Posted by: Jeremy Pierce at May 12, 2006 2:22 PM

No, there is not an 'absolute right to privacy.' But, as Ben Franklin said, "Those who would give up Essential Liberty to purchase a little Temporary Safety, deserve neither Liberty nor Safety." What we're talking about here is "The right of the people to be secure in their persons, houses, papers, and effects, against unreasonable searches and seizures," etc. The phone companies own their own records, and certainly COULD give that information to the government voluntarily IF they didn't have a contractual obligation not to. That wouldn't violate rights. But the government shouldn't be keeping track of whom I am calling, any more than they should be keeping track of my library borrowing habits (as they now do, under the PATRIOT Act). They don't have a right to take this information from the phone companies without probable cause, judicial oversight, due process, etc., and the phone companies are probably obligated by their privacy policies not to give it up voluntarily (at least that's how most ISP policies are written; I'm more familiar with those).

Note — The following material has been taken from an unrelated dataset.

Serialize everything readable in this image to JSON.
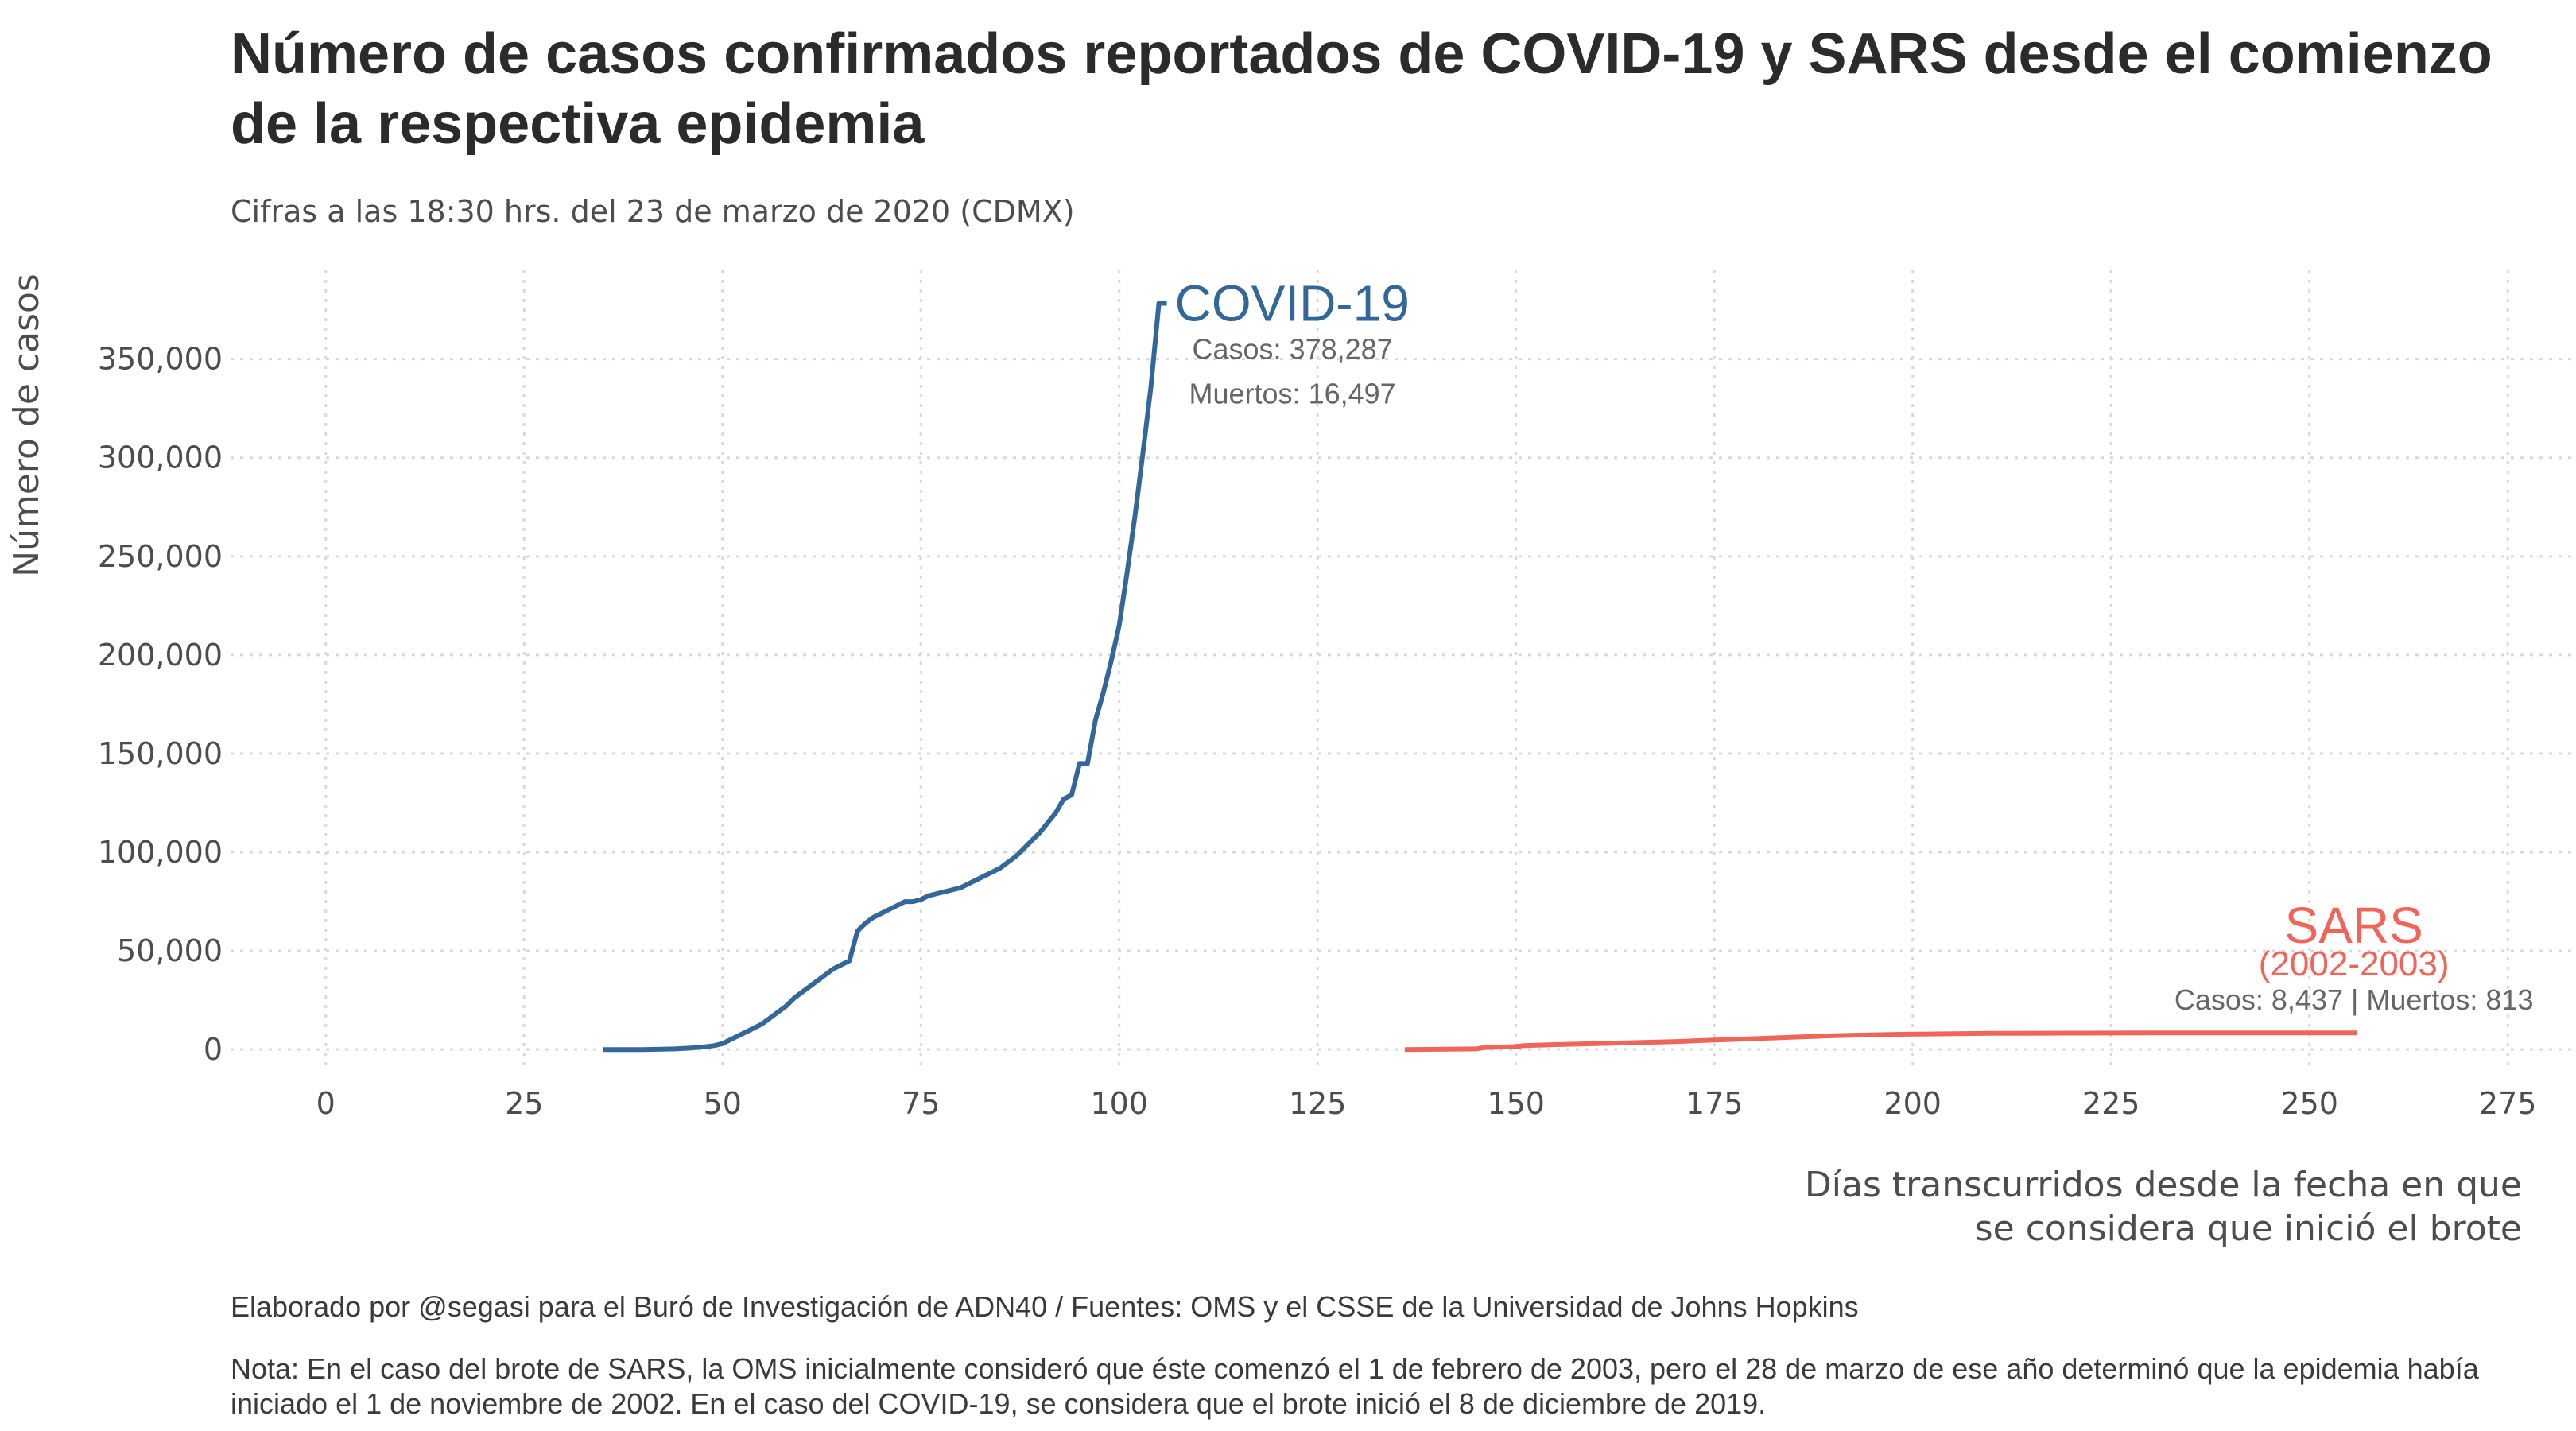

Government's obligation to protect the people is what libertarianism is ABOUT. We believe that government's only legitimate purpose is to protect its citizens from force and fraud. However, the government's actions in these cases (a) violates the principle of 'rule of law' which undermines the legitimacy of ANY government, and (b) amounts to the government perpetrating force against its citizens.

The EFF of course may well be taking the right course by suing the phone companies, because the phone companies do indeed own the data, and they are the ones who gave it up voluntarily, in violation of their contractual obligations.